The 22 families share one tube-well for potable water. “But better-off families living nearby got new tubewells under a government grant,” she said.
The Musahars do not have access to a toilet. So they defecate in the open in the nearby fields.
Sitali Sada, another tole resident, has a hut partitioned into three rooms, shared by her three sons and their wives. The mother sleeps on the tarpaulin-covered porch outside.
“Before every election, the leaders always promise to build a house with a bathroom for each of us,” Sitali said. She has difficulty in hearing, but has not sought medical help for the lack of money. “I requested the local leaders for help with treatment, but no one seemed bothered.”
All the families cook food outside their huts, with brushwood collected from nearby fields. And collecting fuelwood is not easy. “We get scolded by the owners for trespassing,” Sitali said.
“Whenever the leaders come to us begging for votes, we ask what they have done for us, to improve our living conditions. They can’t answer and leave,” she added.
Disappointed with their elected representatives, the Musahars try new candidates every time, but get duped each time, they say.
Shail Devi Sada, 60, has a family of 12 sharing accommodation in two huts. Her sons and their wives sleep inside, but she makes do on the porch outside. On rainy nights, she can’t sleep at all.
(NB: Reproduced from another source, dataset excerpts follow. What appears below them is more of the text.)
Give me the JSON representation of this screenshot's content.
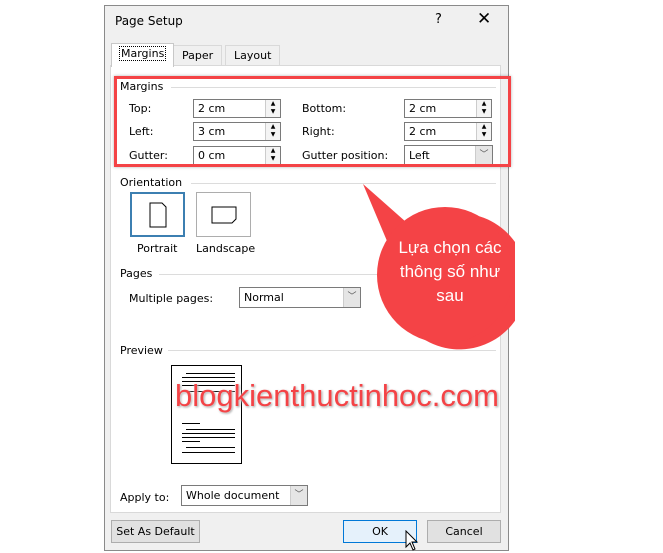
{
  "dialog": {
    "title": "Page Setup",
    "help": "?",
    "close": "✕"
  },
  "tabs": [
    {
      "label": "Margins"
    },
    {
      "label": "Paper"
    },
    {
      "label": "Layout"
    }
  ],
  "margins": {
    "group": "Margins",
    "top_label": "Top:",
    "top": "2 cm",
    "bottom_label": "Bottom:",
    "bottom": "2 cm",
    "left_label": "Left:",
    "left": "3 cm",
    "right_label": "Right:",
    "right": "2 cm",
    "gutter_label": "Gutter:",
    "gutter": "0 cm",
    "gutter_pos_label": "Gutter position:",
    "gutter_pos": "Left"
  },
  "orientation": {
    "group": "Orientation",
    "portrait": "Portrait",
    "landscape": "Landscape",
    "selected": "Portrait"
  },
  "pages": {
    "group": "Pages",
    "multiple_label": "Multiple pages:",
    "multiple": "Normal"
  },
  "preview": {
    "group": "Preview"
  },
  "apply": {
    "label": "Apply to:",
    "value": "Whole document"
  },
  "buttons": {
    "default": "Set As Default",
    "ok": "OK",
    "cancel": "Cancel"
  },
  "callout": {
    "text": "Lựa chọn các thông số như sau",
    "color": "#f44346"
  },
  "watermark": "blogkienthuctinhoc.com",
  "highlight_color": "#f44346"
}
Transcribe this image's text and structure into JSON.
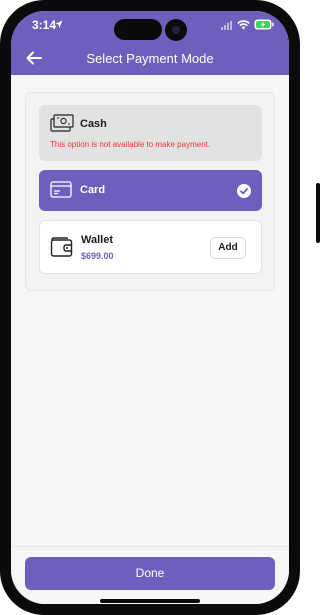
{
  "status_bar": {
    "time": "3:14",
    "signal_icon": "cellular-signal-icon",
    "wifi_icon": "wifi-icon",
    "battery_icon": "battery-charging-icon"
  },
  "header": {
    "title": "Select Payment Mode",
    "back_icon": "back-arrow-icon"
  },
  "payment_options": {
    "cash": {
      "label": "Cash",
      "note": "This option is not available to make payment.",
      "icon": "cash-icon",
      "available": false
    },
    "card": {
      "label": "Card",
      "icon": "card-icon",
      "selected": true
    },
    "wallet": {
      "label": "Wallet",
      "amount": "$699.00",
      "icon": "wallet-icon",
      "add_label": "Add"
    }
  },
  "footer": {
    "done_label": "Done"
  },
  "colors": {
    "accent": "#6d5fbb",
    "error": "#e53935",
    "disabled_bg": "#e2e2e2"
  }
}
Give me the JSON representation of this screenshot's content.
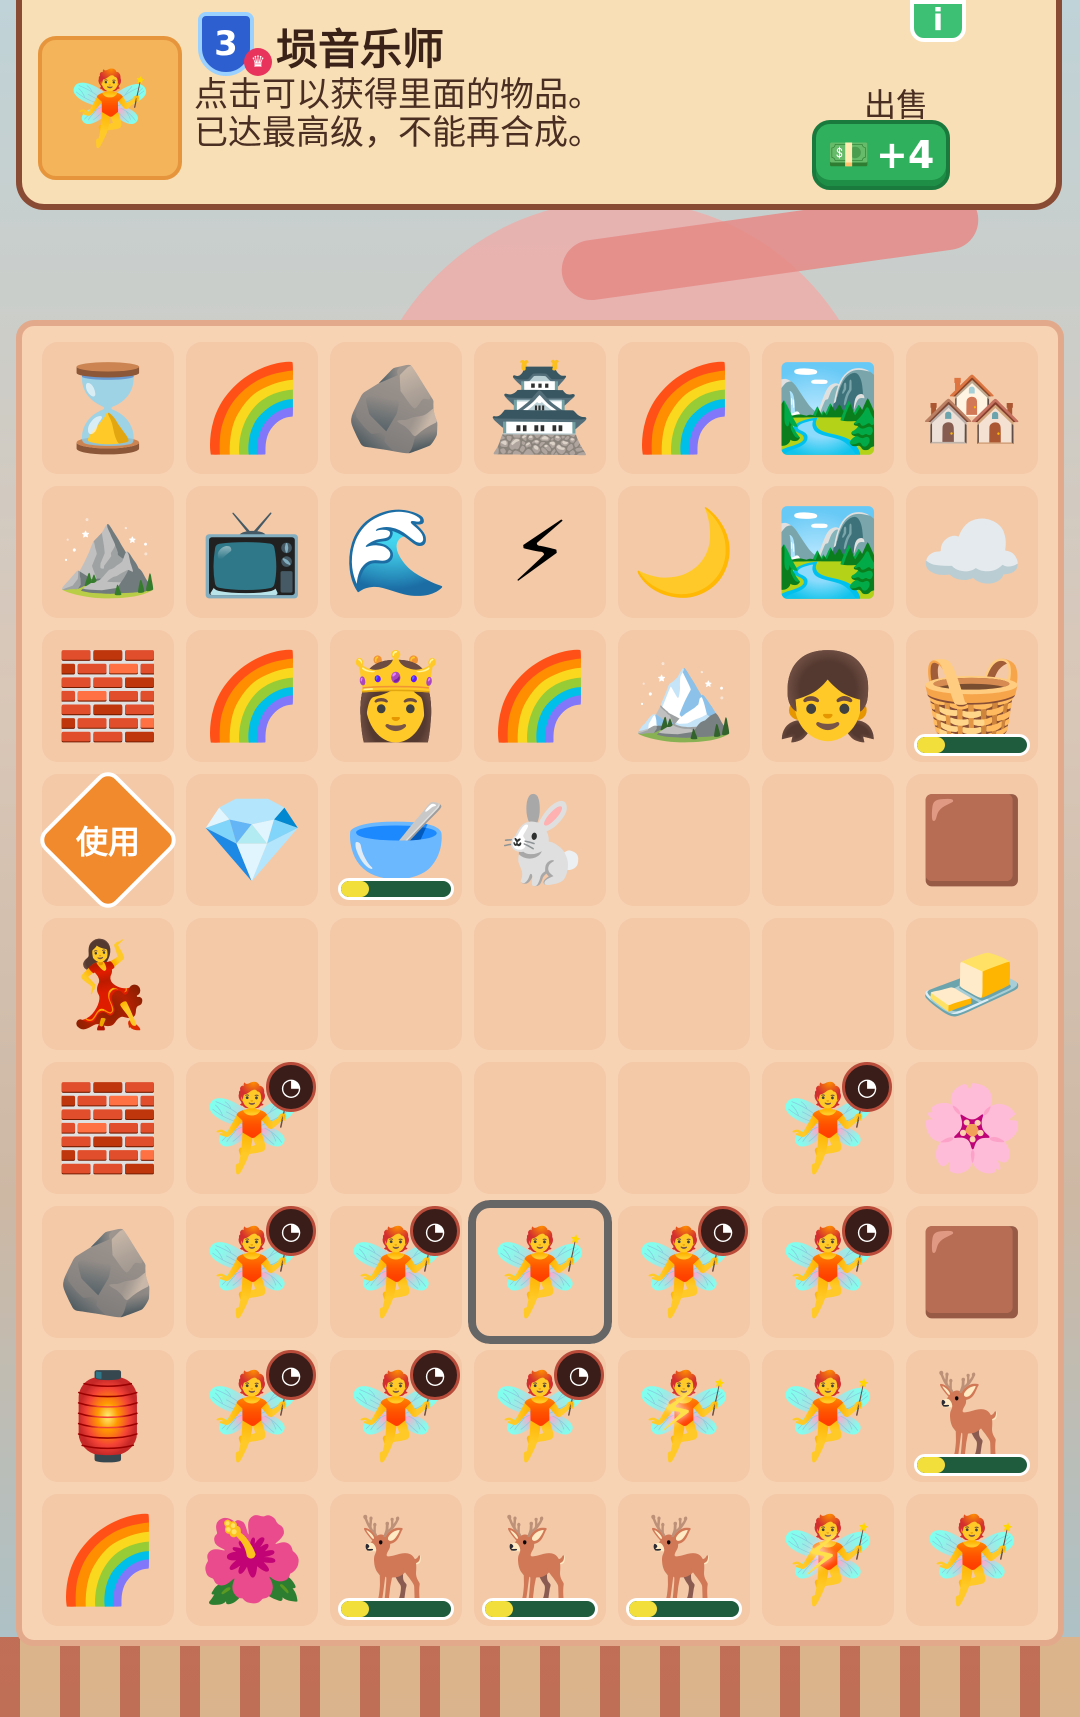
{
  "info": {
    "level": "3",
    "title": "埙音乐师",
    "desc_line1": "点击可以获得里面的物品。",
    "desc_line2": "已达最高级，不能再合成。",
    "sell_label": "出售",
    "sell_value": "+4",
    "info_button": "i",
    "thumb_icon": "musician-icon",
    "money_icon": "cash-icon"
  },
  "board": {
    "rows": 9,
    "cols": 7,
    "cells": [
      [
        {
          "icon": "hourglass-icon",
          "g": "⌛"
        },
        {
          "icon": "waterfall-rainbow-icon",
          "g": "🌈"
        },
        {
          "icon": "red-stone-icon",
          "g": "🪨"
        },
        {
          "icon": "pagoda-landscape-icon",
          "g": "🏯"
        },
        {
          "icon": "waterfall-rainbow-icon",
          "g": "🌈"
        },
        {
          "icon": "pagoda-lake-icon",
          "g": "🏞️"
        },
        {
          "icon": "village-lake-icon",
          "g": "🏘️"
        }
      ],
      [
        {
          "icon": "small-mountain-icon",
          "g": "⛰️"
        },
        {
          "icon": "retro-tv-icon",
          "g": "📺"
        },
        {
          "icon": "river-icon",
          "g": "🌊"
        },
        {
          "icon": "waterfall-energy-icon",
          "g": "⚡"
        },
        {
          "icon": "moon-pagoda-icon",
          "g": "🌙"
        },
        {
          "icon": "pagoda-lake-icon",
          "g": "🏞️"
        },
        {
          "icon": "cloud-icon",
          "g": "☁️"
        }
      ],
      [
        {
          "icon": "bricks-icon",
          "g": "🧱"
        },
        {
          "icon": "waterfall-rainbow-icon",
          "g": "🌈"
        },
        {
          "icon": "empress-icon",
          "g": "👸"
        },
        {
          "icon": "waterfall-rainbow-icon",
          "g": "🌈"
        },
        {
          "icon": "green-mountains-icon",
          "g": "🏔️"
        },
        {
          "icon": "girl-icon",
          "g": "👧"
        },
        {
          "icon": "cloud-basket-icon",
          "g": "🧺",
          "progress": 0.25
        }
      ],
      [
        {
          "icon": "use-tag",
          "use": "使用"
        },
        {
          "icon": "blue-ore-icon",
          "g": "💎"
        },
        {
          "icon": "mortar-icon",
          "g": "🥣",
          "progress": 0.25
        },
        {
          "icon": "rabbit-icon",
          "g": "🐇"
        },
        {
          "icon": "empty"
        },
        {
          "icon": "empty"
        },
        {
          "icon": "sand-pile-icon",
          "g": "🟫"
        }
      ],
      [
        {
          "icon": "lady-icon",
          "g": "💃"
        },
        {
          "icon": "empty"
        },
        {
          "icon": "empty"
        },
        {
          "icon": "empty"
        },
        {
          "icon": "empty"
        },
        {
          "icon": "empty"
        },
        {
          "icon": "tofu-icon",
          "g": "🧈"
        }
      ],
      [
        {
          "icon": "red-bricks-icon",
          "g": "🧱"
        },
        {
          "icon": "musician-icon",
          "g": "🧚",
          "timer": true
        },
        {
          "icon": "empty"
        },
        {
          "icon": "empty"
        },
        {
          "icon": "empty"
        },
        {
          "icon": "musician-icon",
          "g": "🧚",
          "timer": true
        },
        {
          "icon": "flower-icon",
          "g": "🌸"
        }
      ],
      [
        {
          "icon": "rock-pool-icon",
          "g": "🪨"
        },
        {
          "icon": "musician-icon",
          "g": "🧚",
          "timer": true
        },
        {
          "icon": "musician-icon",
          "g": "🧚",
          "timer": true
        },
        {
          "icon": "musician-icon",
          "g": "🧚",
          "selected": true
        },
        {
          "icon": "musician-icon",
          "g": "🧚",
          "timer": true
        },
        {
          "icon": "musician-icon",
          "g": "🧚",
          "timer": true
        },
        {
          "icon": "sand-pile-icon",
          "g": "🟫"
        }
      ],
      [
        {
          "icon": "lantern-icon",
          "g": "🏮"
        },
        {
          "icon": "musician-icon",
          "g": "🧚",
          "timer": true
        },
        {
          "icon": "musician-icon",
          "g": "🧚",
          "timer": true
        },
        {
          "icon": "musician-icon",
          "g": "🧚",
          "timer": true
        },
        {
          "icon": "musician-energy-icon",
          "g": "🧚",
          "bolt": true
        },
        {
          "icon": "musician-icon",
          "g": "🧚"
        },
        {
          "icon": "deer-icon",
          "g": "🦌",
          "progress": 0.25
        }
      ],
      [
        {
          "icon": "waterfall-rainbow-icon",
          "g": "🌈"
        },
        {
          "icon": "peony-icon",
          "g": "🌺"
        },
        {
          "icon": "deer-icon",
          "g": "🦌",
          "progress": 0.25
        },
        {
          "icon": "deer-icon",
          "g": "🦌",
          "progress": 0.25
        },
        {
          "icon": "deer-icon",
          "g": "🦌",
          "progress": 0.25
        },
        {
          "icon": "musician-energy-icon",
          "g": "🧚",
          "bolt": true
        },
        {
          "icon": "musician-icon",
          "g": "🧚"
        }
      ]
    ]
  }
}
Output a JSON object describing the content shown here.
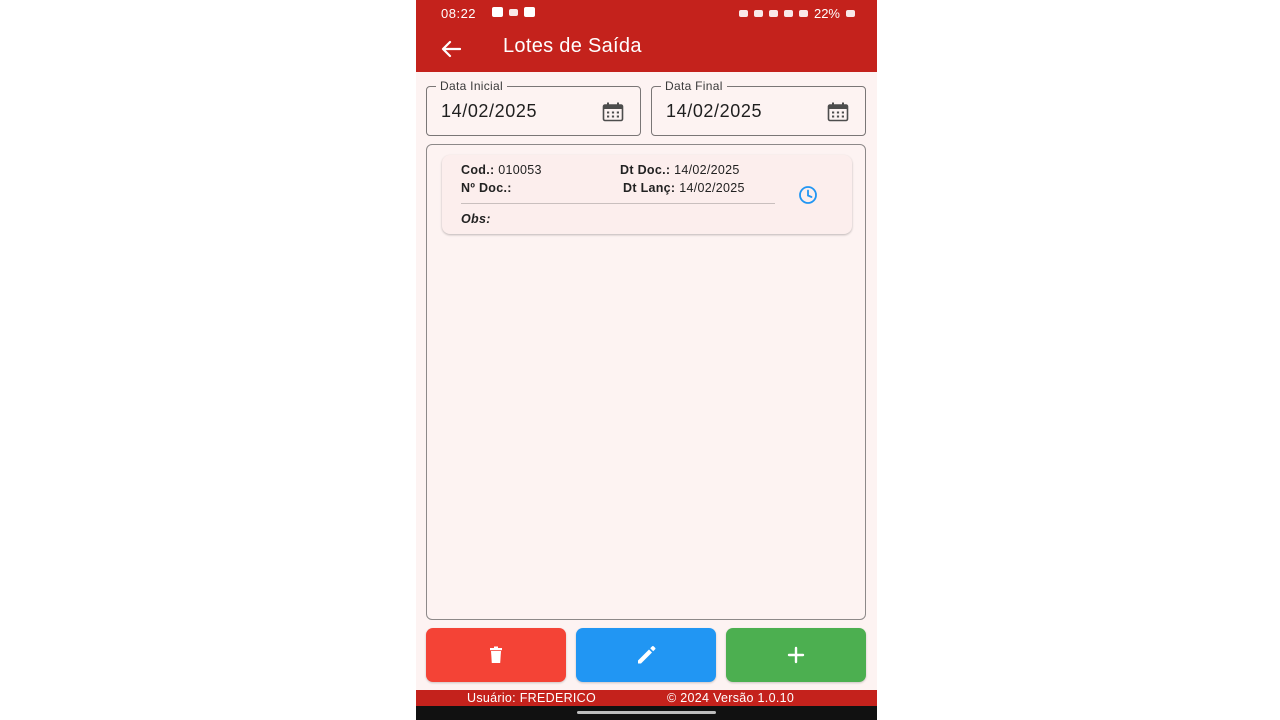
{
  "status_bar": {
    "time": "08:22",
    "battery": "22%"
  },
  "app_bar": {
    "title": "Lotes de Saída",
    "back_icon": "arrow-left-icon"
  },
  "filters": {
    "start_date": {
      "label": "Data Inicial",
      "value": "14/02/2025",
      "icon": "calendar-icon"
    },
    "end_date": {
      "label": "Data Final",
      "value": "14/02/2025",
      "icon": "calendar-icon"
    }
  },
  "lotes": [
    {
      "cod_label": "Cod.:",
      "cod": "010053",
      "ndoc_label": "Nº Doc.:",
      "ndoc": "",
      "dtdoc_label": "Dt Doc.:",
      "dtdoc": "14/02/2025",
      "dtlanc_label": "Dt Lanç:",
      "dtlanc": "14/02/2025",
      "obs_label": "Obs:",
      "obs": "",
      "icon": "clock-icon"
    }
  ],
  "actions": {
    "delete_icon": "trash-icon",
    "edit_icon": "pencil-icon",
    "add_icon": "plus-icon"
  },
  "colors": {
    "primary": "#c4221c",
    "background": "#fdf3f2",
    "card": "#fceeed",
    "delete": "#f44336",
    "edit": "#2196f3",
    "add": "#4caf50",
    "clock": "#2196f3"
  },
  "footer": {
    "user": "Usuário: FREDERICO",
    "version": "© 2024 Versão 1.0.10"
  }
}
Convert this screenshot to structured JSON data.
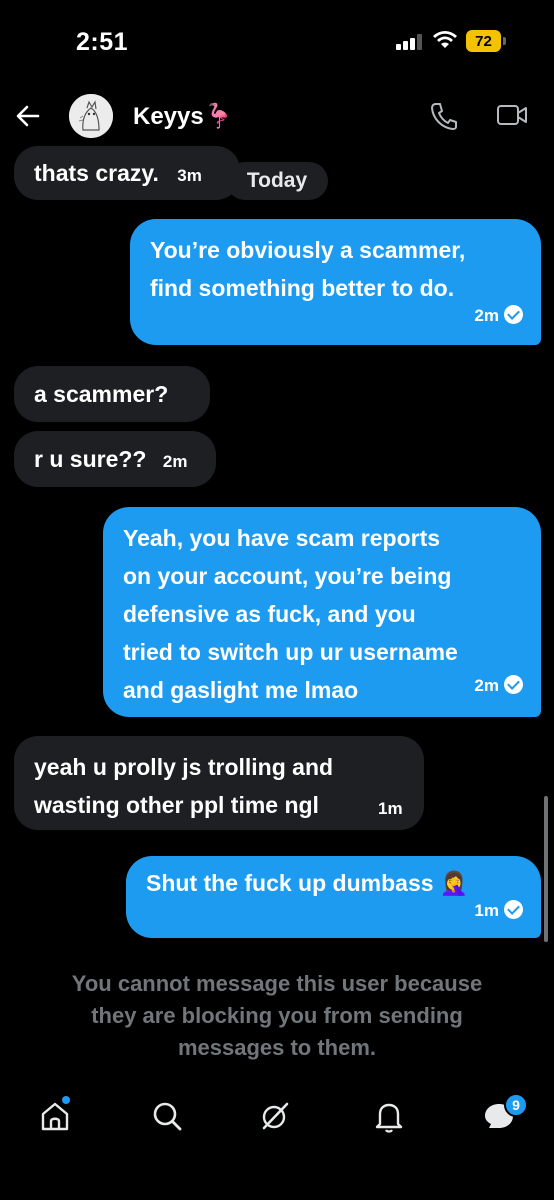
{
  "status_bar": {
    "time": "2:51",
    "battery": "72",
    "battery_color": "#f3c200"
  },
  "header": {
    "contact_name": "Keyys🦩"
  },
  "conversation": {
    "today_label": "Today",
    "messages": [
      {
        "direction": "incoming",
        "text": "thats crazy.",
        "time": "3m"
      },
      {
        "direction": "outgoing",
        "text": "You’re obviously a scammer,\nfind something better to do.",
        "time": "2m",
        "read": true
      },
      {
        "direction": "incoming",
        "text": "a scammer?",
        "time": ""
      },
      {
        "direction": "incoming",
        "text": "r u sure??",
        "time": "2m"
      },
      {
        "direction": "outgoing",
        "text": "Yeah, you have scam reports\non your account, you’re being\ndefensive as fuck, and you\ntried to switch up ur username\nand gaslight me lmao",
        "time": "2m",
        "read": true
      },
      {
        "direction": "incoming",
        "text": "yeah u prolly js trolling and\nwasting other ppl time ngl",
        "time": "1m"
      },
      {
        "direction": "outgoing",
        "text": "Shut the fuck up dumbass 🤦‍♀️",
        "time": "1m",
        "read": true
      }
    ],
    "blocked_notice": "You cannot message this user because\nthey are blocking you from sending\nmessages to them."
  },
  "bottom_nav": {
    "items": [
      "home",
      "search",
      "grok",
      "notifications",
      "messages"
    ],
    "messages_badge": "9"
  },
  "colors": {
    "accent": "#1d9bf0",
    "incoming_bubble": "#1e1f22",
    "muted_text": "#71767b"
  },
  "icons": [
    "back-arrow-icon",
    "phone-icon",
    "video-icon",
    "home-icon",
    "search-icon",
    "grok-icon",
    "bell-icon",
    "messages-icon"
  ]
}
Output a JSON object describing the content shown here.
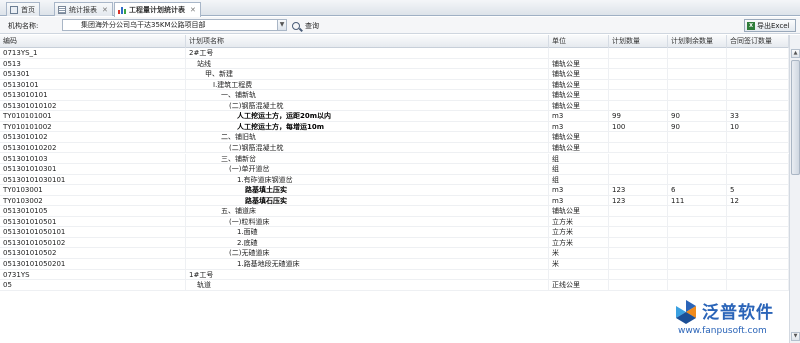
{
  "tabs": [
    {
      "label": "首页",
      "icon": "home-icon"
    },
    {
      "label": "统计报表",
      "icon": "report-icon"
    },
    {
      "label": "工程量计划统计表",
      "icon": "bar-chart-icon",
      "active": true
    }
  ],
  "toolbar": {
    "org_label": "机构名称:",
    "org_value": "集团海外分公司乌干达35KM公路项目部",
    "search_label": "查询",
    "export_label": "导出Excel"
  },
  "columns": [
    "编码",
    "计划项名称",
    "单位",
    "计划数量",
    "计划剩余数量",
    "合同签订数量"
  ],
  "rows": [
    {
      "code": "0713YS_1",
      "name": "2#工号",
      "indent": 0,
      "unit": "",
      "plan": "",
      "remain": "",
      "contract": "",
      "bold": false
    },
    {
      "code": "0513",
      "name": "站线",
      "indent": 1,
      "unit": "铺轨公里",
      "plan": "",
      "remain": "",
      "contract": "",
      "bold": false
    },
    {
      "code": "051301",
      "name": "甲、新建",
      "indent": 2,
      "unit": "铺轨公里",
      "plan": "",
      "remain": "",
      "contract": "",
      "bold": false
    },
    {
      "code": "05130101",
      "name": "Ⅰ.建筑工程费",
      "indent": 3,
      "unit": "铺轨公里",
      "plan": "",
      "remain": "",
      "contract": "",
      "bold": false
    },
    {
      "code": "0513010101",
      "name": "一、铺新轨",
      "indent": 4,
      "unit": "铺轨公里",
      "plan": "",
      "remain": "",
      "contract": "",
      "bold": false
    },
    {
      "code": "051301010102",
      "name": "(二)钢筋混凝土枕",
      "indent": 5,
      "unit": "铺轨公里",
      "plan": "",
      "remain": "",
      "contract": "",
      "bold": false
    },
    {
      "code": "TY010101001",
      "name": "人工挖运土方，运距20m以内",
      "indent": 6,
      "unit": "m3",
      "plan": "99",
      "remain": "90",
      "contract": "33",
      "bold": true
    },
    {
      "code": "TY010101002",
      "name": "人工挖运土方，每增运10m",
      "indent": 6,
      "unit": "m3",
      "plan": "100",
      "remain": "90",
      "contract": "10",
      "bold": true
    },
    {
      "code": "0513010102",
      "name": "二、铺旧轨",
      "indent": 4,
      "unit": "铺轨公里",
      "plan": "",
      "remain": "",
      "contract": "",
      "bold": false
    },
    {
      "code": "051301010202",
      "name": "(二)钢筋混凝土枕",
      "indent": 5,
      "unit": "铺轨公里",
      "plan": "",
      "remain": "",
      "contract": "",
      "bold": false
    },
    {
      "code": "0513010103",
      "name": "三、铺新岔",
      "indent": 4,
      "unit": "组",
      "plan": "",
      "remain": "",
      "contract": "",
      "bold": false
    },
    {
      "code": "051301010301",
      "name": "(一)单开道岔",
      "indent": 5,
      "unit": "组",
      "plan": "",
      "remain": "",
      "contract": "",
      "bold": false
    },
    {
      "code": "05130101030101",
      "name": "1.有砟道床钢道岔",
      "indent": 6,
      "unit": "组",
      "plan": "",
      "remain": "",
      "contract": "",
      "bold": false
    },
    {
      "code": "TY0103001",
      "name": "路基填土压实",
      "indent": 7,
      "unit": "m3",
      "plan": "123",
      "remain": "6",
      "contract": "5",
      "bold": true
    },
    {
      "code": "TY0103002",
      "name": "路基填石压实",
      "indent": 7,
      "unit": "m3",
      "plan": "123",
      "remain": "111",
      "contract": "12",
      "bold": true
    },
    {
      "code": "0513010105",
      "name": "五、铺道床",
      "indent": 4,
      "unit": "铺轨公里",
      "plan": "",
      "remain": "",
      "contract": "",
      "bold": false
    },
    {
      "code": "051301010501",
      "name": "(一)粒料道床",
      "indent": 5,
      "unit": "立方米",
      "plan": "",
      "remain": "",
      "contract": "",
      "bold": false
    },
    {
      "code": "05130101050101",
      "name": "1.面碴",
      "indent": 6,
      "unit": "立方米",
      "plan": "",
      "remain": "",
      "contract": "",
      "bold": false
    },
    {
      "code": "05130101050102",
      "name": "2.底碴",
      "indent": 6,
      "unit": "立方米",
      "plan": "",
      "remain": "",
      "contract": "",
      "bold": false
    },
    {
      "code": "051301010502",
      "name": "(二)无碴道床",
      "indent": 5,
      "unit": "米",
      "plan": "",
      "remain": "",
      "contract": "",
      "bold": false
    },
    {
      "code": "05130101050201",
      "name": "1.路基地段无碴道床",
      "indent": 6,
      "unit": "米",
      "plan": "",
      "remain": "",
      "contract": "",
      "bold": false
    },
    {
      "code": "0731YS",
      "name": "1#工号",
      "indent": 0,
      "unit": "",
      "plan": "",
      "remain": "",
      "contract": "",
      "bold": false
    },
    {
      "code": "05",
      "name": "轨道",
      "indent": 1,
      "unit": "正线公里",
      "plan": "",
      "remain": "",
      "contract": "",
      "bold": false
    }
  ],
  "watermark": {
    "brand": "泛普软件",
    "url": "www.fanpusoft.com",
    "color": "#2a64b8"
  }
}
The Musahars ultimately blame the Nepal government for their sufferings and surmise life would be better if they moved across the border to India.
The Indian government helps Dalits by providing them food and proper houses, they said. “What has our government done for us? Absolutely nothing,” they aver.
“We re-roofed our thatched huts with tiles, but the tiles have also been damaged by a hailstorm,” said Sitali. “The government has not helped us repair them.”
Dukhi Sada, a farm worker, has no time to meet political leaders. “Leaders win, fail to keep their promises, and yet come back to us, trying to trick us every time,” he said. “But our problems remain the same. Our forefathers set up the settlement here by cutting down the forest. But we don’t even have laalpurja [land registration certificate].”
Article 40 (5) of the Constitution of Nepal states that the State shall provide land for one time to landless Dalits.
But no one is sure when the poor Musahars will get land from the State to legally call their own.
Gyan Chand Sada, 70, has some hope that those elected in the November 20 polls will help them build new houses and dig tube-wells. “But we have had a bitter experience. They stop counting us as citizens the moment they win elections,” he says ruefully.